In Kashmir Swami Vivekananda retired to a temple of the Divine Mother, where he stayed alone for a week. There he worshipped the Deity, known as Kshirbhavani, following the time-honoured rituals and by praying and meditating like a humble pilgrim.

Every morning he also worshipped a brahmin’s little daughter as the symbol of the Divine Mother. And he was blessed with deep experiences, some of which were most remarkable. He had a vision of the Goddess and found Her a living Deity. Now this temple had been destroyed long ago by Muslim invaders, and the idol of the Divine Mother was placed in a niche surrounded by ruins.

Surveying this desecration, the Swami felt distressed at heart and said to himself: ‘How could the people have permitted such sacrilege without offering strenuous resistance? If I had been here then, I would never have allowed such a thing. I would have laid down my life to protect the Mother.’
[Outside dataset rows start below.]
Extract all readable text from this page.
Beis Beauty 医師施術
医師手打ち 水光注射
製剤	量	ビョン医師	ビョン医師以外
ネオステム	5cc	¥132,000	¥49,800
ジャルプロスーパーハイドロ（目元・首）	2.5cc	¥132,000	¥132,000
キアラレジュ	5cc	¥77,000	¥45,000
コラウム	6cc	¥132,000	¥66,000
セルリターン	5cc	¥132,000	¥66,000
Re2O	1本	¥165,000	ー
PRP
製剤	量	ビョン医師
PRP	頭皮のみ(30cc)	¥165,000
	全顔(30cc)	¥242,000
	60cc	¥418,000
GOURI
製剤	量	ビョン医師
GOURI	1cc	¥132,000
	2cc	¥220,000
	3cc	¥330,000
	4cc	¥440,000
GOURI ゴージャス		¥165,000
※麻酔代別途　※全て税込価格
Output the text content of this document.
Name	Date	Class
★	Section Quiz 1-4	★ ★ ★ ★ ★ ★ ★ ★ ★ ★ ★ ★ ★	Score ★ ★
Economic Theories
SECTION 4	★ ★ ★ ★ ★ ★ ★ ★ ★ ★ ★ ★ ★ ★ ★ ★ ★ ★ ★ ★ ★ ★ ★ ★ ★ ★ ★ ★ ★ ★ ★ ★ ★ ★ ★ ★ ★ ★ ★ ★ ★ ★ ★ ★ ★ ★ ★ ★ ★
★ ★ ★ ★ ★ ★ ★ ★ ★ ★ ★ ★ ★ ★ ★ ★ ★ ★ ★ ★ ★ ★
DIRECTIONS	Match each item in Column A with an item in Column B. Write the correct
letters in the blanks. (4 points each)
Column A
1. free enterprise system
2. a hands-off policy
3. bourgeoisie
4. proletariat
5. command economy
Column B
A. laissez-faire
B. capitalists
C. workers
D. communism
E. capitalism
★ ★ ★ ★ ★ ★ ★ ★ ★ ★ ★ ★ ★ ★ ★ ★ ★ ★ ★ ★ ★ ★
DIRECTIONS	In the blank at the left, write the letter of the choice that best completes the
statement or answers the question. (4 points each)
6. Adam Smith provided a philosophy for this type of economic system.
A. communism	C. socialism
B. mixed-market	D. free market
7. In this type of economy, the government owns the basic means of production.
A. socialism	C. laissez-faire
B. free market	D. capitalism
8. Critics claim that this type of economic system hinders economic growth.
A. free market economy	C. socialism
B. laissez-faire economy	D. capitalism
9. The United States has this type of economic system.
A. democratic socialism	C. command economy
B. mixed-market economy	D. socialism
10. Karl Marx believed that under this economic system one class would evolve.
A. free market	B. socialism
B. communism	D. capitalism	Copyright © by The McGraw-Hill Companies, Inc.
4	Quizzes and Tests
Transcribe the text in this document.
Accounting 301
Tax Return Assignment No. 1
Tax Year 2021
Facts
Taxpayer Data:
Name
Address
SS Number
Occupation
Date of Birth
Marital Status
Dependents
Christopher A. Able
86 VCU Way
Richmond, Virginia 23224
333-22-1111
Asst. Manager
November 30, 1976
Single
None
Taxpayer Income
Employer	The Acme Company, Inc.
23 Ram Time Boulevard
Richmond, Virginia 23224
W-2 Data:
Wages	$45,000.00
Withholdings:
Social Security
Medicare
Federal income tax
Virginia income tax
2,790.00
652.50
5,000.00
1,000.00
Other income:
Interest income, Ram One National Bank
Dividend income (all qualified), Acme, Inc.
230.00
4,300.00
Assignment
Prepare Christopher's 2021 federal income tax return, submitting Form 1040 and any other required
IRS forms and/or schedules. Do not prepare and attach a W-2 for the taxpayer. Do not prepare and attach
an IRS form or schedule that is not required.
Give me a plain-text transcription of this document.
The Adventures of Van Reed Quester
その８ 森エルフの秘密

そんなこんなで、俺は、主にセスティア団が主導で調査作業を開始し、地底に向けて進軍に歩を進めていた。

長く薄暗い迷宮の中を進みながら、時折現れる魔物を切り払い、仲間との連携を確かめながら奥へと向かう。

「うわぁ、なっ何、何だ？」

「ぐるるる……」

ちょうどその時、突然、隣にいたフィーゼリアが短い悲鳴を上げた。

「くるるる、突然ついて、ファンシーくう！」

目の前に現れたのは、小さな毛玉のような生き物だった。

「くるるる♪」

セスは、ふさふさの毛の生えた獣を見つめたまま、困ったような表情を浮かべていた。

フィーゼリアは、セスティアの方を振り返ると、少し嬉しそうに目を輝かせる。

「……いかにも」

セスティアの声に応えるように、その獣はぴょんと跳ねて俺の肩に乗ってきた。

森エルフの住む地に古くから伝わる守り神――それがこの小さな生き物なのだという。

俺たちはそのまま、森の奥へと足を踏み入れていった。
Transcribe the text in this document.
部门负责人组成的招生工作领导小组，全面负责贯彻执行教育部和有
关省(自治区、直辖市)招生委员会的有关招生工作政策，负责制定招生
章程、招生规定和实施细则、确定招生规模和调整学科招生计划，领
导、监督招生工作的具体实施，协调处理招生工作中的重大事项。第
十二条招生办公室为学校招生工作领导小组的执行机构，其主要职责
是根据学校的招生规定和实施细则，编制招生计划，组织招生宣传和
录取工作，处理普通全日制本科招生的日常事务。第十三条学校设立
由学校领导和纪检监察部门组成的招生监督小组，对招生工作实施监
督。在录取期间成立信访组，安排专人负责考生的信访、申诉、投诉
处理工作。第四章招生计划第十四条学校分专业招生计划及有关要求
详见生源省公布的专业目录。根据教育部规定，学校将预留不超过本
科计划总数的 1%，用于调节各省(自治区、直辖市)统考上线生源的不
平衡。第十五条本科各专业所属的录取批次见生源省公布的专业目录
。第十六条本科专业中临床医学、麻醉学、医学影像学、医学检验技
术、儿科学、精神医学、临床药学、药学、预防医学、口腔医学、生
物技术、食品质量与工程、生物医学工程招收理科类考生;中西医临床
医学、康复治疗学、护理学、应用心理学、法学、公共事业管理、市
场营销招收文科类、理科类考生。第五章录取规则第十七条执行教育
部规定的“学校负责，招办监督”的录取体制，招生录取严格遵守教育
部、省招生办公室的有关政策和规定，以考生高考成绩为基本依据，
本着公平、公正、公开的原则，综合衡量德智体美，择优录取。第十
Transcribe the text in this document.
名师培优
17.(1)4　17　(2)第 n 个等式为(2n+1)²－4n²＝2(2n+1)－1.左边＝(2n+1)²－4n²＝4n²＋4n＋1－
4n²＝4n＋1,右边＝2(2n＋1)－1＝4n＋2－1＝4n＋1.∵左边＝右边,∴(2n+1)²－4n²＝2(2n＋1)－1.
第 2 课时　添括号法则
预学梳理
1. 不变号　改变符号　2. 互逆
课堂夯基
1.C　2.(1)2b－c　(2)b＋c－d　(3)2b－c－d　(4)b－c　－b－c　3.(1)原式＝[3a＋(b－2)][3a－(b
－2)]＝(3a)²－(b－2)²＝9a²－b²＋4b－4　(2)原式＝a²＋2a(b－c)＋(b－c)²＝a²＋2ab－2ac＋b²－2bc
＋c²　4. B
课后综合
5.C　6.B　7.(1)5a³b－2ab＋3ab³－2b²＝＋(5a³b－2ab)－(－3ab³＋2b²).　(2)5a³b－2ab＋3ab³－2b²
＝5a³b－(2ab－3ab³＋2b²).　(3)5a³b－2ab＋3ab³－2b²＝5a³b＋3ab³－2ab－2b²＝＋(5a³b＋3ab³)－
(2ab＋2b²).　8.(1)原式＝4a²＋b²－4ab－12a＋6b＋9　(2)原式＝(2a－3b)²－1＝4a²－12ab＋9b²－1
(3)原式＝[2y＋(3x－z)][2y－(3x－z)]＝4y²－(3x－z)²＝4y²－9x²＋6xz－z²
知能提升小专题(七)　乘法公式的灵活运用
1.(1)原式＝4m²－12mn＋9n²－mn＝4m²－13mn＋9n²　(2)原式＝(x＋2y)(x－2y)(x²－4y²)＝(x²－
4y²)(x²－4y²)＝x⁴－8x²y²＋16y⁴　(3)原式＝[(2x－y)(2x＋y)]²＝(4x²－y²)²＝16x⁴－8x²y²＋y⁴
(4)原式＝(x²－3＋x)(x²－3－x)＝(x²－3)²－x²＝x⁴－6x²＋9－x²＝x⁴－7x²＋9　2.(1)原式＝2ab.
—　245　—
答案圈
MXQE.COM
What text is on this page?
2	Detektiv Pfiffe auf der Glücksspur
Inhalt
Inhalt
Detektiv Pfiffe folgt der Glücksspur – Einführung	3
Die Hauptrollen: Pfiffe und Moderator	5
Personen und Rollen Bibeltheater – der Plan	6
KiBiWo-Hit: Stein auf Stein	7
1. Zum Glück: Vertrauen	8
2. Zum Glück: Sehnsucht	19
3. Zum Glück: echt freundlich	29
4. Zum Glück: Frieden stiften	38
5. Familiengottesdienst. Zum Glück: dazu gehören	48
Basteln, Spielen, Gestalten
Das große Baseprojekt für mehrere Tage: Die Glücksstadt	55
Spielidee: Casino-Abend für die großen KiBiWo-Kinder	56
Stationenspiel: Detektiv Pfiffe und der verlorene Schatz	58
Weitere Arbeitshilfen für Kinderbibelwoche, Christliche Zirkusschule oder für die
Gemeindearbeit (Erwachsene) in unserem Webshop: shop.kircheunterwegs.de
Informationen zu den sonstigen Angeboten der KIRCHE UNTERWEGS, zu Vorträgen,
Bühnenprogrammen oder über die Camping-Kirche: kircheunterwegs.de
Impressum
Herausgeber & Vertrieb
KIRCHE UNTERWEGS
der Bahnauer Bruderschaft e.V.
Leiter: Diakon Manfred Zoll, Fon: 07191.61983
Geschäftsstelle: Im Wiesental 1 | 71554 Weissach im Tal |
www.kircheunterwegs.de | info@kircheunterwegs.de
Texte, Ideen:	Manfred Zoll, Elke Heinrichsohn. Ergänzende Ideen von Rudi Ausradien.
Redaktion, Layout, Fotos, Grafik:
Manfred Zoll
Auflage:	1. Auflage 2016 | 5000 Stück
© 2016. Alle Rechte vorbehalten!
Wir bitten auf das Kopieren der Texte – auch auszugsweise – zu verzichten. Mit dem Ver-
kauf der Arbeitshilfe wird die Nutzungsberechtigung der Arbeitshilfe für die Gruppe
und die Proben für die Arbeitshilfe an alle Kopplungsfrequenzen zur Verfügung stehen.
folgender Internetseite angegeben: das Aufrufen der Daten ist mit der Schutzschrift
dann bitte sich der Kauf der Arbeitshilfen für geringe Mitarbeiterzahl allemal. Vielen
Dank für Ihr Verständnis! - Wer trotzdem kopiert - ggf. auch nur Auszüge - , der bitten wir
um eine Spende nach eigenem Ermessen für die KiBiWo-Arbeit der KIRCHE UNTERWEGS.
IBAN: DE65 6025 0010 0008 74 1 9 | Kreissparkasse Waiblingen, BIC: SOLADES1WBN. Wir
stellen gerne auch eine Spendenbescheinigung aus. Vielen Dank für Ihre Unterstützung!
Thereupon he heard the voice of the Goddess saying: ‘What if unbelievers should enter my temple and defile my image? What is that to you? Do you protect Me, or do I protect you?’

Kshir Bhawani temple near Srinagar in Kashmir where Swami Vivekananda worshipped the Divine Mother. The temple’s name is derived from the term kheer (rice pudding) that is offered to Mother as prasad. The temple is situated in the middle of a spring, whose waters change colours with the seasons.

Referring to this experience after his return, he said to his disciples: ‘All my patriotism is gone. Everything is gone. Now it is only “Mother! Mother!” I have been very wrong…I am only a little child.’

Another day, in the course of his worship, the thought flashed through the Swami’s mind that he should try to build a new temple in the place of the present dilapidated one, just as he had built a monastery and temple at Belur to Sri Ramakrishna.

He even thought of trying to raise funds from his wealthy American disciples and friends.

At once the Mother said to him: ‘My child! If I so wish I can have innumerable temples and monastic centres. I can even this moment raise a seven-storied golden temple on this very spot.’

‘Since I heard that divine voice,’ the Swami said to a disciple in Calcutta much later, ‘I have ceased making any more plans. Let these things be as Mother wills.’